Ce bon Prince n’ayant aucuns enfans, & deſeſperant d’en auoir, & d’ailleurs ſe voulant reſſentir de l’amitié que luy auoit touſiours teſmoignée le Duc d’Anjou fils du Roy Iean, & en conſideration de ce que ſon fils aiſné auoit eſpouſé la fille du Comte d’Alençon ſa niepce, il luy donna tous ſes biens par donation entre-vifs, la joüiſſance toutesfois reſeruée ſa vie durant, & outre aux clauſes & conditions amplement contenuës au contract cy deſſoubs tranſcriptes.
Mais quatre ans apres, & en l’année 1385. ſe feit vne tranſaction entre la vefue du Duc d’Anjou (qui depuis ladite donation auoit eſté fait Roy de Sycile) & le Duc de Berry, par laquelle elle luy tranſporta tout le contenu en ceſte donation en contreſchange de la remiſe qu’il feit des pretentions qu’il auoit ſur la principauté de Tarente, en ſuitte dequoy le Duc de Berry deſirant s’aſſeurer pendant la vie du donateur, obtint de luy conſentement pour ſe faire receuoir deſlors en foy par le Roy, à la charge neantmoins de l’vſufruict cy deſſus, & des autres clauſes & conditions portées par le contract de donation.
En fin noſtre Comte d’Eſtampes apres auoir longuement veſcu, mourut ſubitement diſnant auec le Duc de Berry, & expira ſi doucement, que le Duc le conſiderant appuyé ſur la table, creut qu’il dormoit, & le voulut eſueiller, mais en vain.
Il fut enterré aupres de ſa femme à ſainct Denys en France, dans la Chappelle de noſtre Dame blanche. Mais ie croy qu’on reſerua ſon cœur ou autres parties pour Dourdan : Car ie trouue que dans l’Egliſe de S. Germain, derriere l’hoſtel de ſaincte Barbe il y a vne eſpece de tombeau qui porte les armes de ſa maiſon, par les reſtes duquel on remarque contre la muraille à la hauteur de cinq ou ſix pieds, vne ſaillie de pierres de taille, & ſur icelles vn empatement de croix (auſſi ay-ie appris des anciens du pays qu’il y auoit vn fort beau crucifix, qui fut ruiné pendant les troubles de l’année 1567.) Ie luy attribuë cét ouurage, encore qu’il conuienne auſſi bien à ſes pere & ayeul : mais ie n’ay point veu qu’ils euſſent tant de deuotion à ceſte Egliſe que luy, qui y auoit eſté baptiſé, à cauſe dequoy il auroit auſſi voulu y laiſſer quelque partie de ſon corps. Ou en fin ſi on veut nier que ſoit vn tombeau, à tout le moins faudra-il aduoüer que c’eſtoit vn crucifix, que luy ou ſes predeceſſeurs auoient fait mettre en ce lieu, afin de l’auoir pour perpetuel obiect lors qu’ils ſeroient dans leur banc, qui eſtoit en cét endroit, au lieu duquel depuis on a baſty l’autel de ſaincte Barbe, d’où ie tire encores vn argument de leur aſſiduité à Dourdan.
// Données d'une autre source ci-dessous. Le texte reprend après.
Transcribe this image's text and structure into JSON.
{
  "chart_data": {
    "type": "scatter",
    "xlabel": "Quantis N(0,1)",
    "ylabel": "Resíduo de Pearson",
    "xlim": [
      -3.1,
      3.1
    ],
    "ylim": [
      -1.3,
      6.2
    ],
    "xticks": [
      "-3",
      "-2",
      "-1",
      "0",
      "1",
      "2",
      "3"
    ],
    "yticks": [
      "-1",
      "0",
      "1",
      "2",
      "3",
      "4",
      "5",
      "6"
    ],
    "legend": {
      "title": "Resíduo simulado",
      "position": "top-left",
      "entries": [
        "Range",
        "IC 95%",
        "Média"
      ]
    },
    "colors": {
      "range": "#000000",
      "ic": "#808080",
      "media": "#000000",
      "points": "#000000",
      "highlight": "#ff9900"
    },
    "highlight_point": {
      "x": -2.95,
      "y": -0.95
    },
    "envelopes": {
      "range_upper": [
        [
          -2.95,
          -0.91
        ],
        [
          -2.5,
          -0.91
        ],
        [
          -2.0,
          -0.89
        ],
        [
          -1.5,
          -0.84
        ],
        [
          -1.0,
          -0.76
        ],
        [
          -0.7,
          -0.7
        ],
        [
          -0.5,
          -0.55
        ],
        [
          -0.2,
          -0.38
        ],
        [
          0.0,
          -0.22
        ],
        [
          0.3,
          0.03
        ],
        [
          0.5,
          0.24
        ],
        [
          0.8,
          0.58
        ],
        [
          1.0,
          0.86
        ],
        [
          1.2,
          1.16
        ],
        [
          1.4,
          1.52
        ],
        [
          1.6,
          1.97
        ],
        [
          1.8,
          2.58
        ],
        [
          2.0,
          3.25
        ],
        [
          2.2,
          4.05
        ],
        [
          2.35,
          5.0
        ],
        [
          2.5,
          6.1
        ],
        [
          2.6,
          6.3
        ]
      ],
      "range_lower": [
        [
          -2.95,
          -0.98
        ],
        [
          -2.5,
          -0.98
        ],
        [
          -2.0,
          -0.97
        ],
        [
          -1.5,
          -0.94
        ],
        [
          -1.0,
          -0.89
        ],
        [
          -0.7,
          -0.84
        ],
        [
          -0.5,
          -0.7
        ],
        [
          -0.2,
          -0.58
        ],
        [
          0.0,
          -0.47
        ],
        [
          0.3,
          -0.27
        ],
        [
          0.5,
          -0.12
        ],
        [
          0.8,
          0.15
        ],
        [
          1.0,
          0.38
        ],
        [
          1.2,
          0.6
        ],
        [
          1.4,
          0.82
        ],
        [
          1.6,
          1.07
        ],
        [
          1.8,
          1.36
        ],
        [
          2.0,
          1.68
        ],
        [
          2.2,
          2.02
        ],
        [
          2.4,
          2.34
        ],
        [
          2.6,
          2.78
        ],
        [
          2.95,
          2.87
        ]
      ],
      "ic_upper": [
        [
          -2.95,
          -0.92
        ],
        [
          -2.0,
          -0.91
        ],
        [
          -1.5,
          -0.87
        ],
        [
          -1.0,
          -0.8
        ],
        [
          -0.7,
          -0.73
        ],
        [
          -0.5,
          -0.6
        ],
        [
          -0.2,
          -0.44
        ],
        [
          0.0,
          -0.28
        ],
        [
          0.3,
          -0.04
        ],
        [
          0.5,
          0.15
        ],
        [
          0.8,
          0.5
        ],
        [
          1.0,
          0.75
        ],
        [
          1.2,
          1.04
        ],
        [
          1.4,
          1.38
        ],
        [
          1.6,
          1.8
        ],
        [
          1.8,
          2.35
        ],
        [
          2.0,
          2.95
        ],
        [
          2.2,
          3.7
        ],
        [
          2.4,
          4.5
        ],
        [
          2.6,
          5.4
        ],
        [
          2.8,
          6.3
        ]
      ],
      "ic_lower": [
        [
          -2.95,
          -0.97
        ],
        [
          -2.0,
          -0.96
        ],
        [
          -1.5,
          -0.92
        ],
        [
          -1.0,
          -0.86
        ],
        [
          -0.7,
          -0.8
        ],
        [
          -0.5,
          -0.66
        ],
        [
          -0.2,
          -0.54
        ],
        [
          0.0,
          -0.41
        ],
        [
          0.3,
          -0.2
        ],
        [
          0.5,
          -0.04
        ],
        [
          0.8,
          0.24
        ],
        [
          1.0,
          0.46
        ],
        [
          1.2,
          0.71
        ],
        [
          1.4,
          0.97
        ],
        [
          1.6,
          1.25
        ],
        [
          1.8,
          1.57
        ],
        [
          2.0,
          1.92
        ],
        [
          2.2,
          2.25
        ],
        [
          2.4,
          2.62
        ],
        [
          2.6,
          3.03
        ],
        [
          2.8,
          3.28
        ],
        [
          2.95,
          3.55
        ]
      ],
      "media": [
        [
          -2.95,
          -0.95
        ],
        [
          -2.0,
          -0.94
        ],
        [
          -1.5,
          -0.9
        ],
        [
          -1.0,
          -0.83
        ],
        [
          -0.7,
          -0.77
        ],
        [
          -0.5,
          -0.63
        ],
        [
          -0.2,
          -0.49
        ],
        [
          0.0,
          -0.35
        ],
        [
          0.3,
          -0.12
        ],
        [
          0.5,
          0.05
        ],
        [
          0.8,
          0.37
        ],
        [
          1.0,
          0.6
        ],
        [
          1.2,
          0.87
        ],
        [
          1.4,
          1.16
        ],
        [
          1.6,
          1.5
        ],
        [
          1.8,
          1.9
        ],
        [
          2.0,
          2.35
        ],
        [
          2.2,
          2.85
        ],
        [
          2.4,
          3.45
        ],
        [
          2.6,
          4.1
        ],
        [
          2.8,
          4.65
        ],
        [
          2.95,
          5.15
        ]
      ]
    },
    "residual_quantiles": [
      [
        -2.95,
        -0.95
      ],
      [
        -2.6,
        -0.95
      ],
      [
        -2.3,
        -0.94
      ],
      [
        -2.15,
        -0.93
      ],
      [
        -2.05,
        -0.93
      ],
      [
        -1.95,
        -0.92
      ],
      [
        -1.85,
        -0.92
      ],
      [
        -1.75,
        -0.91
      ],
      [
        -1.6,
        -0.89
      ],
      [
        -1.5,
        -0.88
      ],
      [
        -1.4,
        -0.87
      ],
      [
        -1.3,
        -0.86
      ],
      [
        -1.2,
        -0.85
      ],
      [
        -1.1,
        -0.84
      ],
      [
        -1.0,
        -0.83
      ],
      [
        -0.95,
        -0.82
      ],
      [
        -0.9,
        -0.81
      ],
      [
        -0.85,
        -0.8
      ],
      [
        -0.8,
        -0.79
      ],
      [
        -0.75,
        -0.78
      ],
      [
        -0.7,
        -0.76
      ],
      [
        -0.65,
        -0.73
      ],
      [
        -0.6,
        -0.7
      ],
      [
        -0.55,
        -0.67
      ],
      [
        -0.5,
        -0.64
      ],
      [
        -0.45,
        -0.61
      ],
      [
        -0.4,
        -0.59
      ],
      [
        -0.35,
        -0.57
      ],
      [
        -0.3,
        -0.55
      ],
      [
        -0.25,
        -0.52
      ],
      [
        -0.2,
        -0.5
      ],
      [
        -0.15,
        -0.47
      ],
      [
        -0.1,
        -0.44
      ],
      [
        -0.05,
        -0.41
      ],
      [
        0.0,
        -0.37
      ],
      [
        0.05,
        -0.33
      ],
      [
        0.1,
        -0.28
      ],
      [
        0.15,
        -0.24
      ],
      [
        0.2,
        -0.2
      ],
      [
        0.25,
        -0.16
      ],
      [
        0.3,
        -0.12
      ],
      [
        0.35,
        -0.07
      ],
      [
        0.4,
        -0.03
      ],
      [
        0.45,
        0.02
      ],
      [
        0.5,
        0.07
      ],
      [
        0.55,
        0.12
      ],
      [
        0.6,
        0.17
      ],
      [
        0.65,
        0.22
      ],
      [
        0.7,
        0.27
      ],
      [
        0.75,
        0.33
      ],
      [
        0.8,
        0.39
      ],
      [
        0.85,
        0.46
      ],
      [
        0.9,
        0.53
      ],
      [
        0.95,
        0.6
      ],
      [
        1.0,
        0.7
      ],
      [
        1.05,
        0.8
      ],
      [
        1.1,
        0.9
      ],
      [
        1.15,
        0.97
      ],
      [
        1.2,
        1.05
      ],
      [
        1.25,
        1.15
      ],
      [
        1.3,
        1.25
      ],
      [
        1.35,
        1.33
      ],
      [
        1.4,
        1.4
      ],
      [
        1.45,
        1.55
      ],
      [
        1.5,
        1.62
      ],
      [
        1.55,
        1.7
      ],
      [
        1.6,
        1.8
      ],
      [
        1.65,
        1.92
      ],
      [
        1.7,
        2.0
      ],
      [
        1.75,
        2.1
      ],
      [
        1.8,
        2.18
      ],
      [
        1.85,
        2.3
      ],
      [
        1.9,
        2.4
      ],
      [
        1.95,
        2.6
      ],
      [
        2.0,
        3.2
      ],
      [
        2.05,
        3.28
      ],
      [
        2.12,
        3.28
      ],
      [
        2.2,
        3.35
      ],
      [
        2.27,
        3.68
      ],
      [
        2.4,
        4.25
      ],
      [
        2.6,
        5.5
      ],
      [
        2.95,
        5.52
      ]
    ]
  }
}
En luy finit la branche d’Eſtampes, iſſuë de la maiſon d’Eureux de laquelle il ne reſtoit plus que les deſcendants de Philippes Comte d’Eureux & Roy de Nauarre ſon oncle, leſquels luy euſſent ſuccedé auec Blanche Ducheſſe d’Orleans, fille du Roy Charles le Bel, & de Ieanne d’Eureux ſa tante, s’ils n’en euſſent eſté excluds par la donation cy-deſſus, au moyen de laquelle Dourdan tomba és mains du Duc de Berry.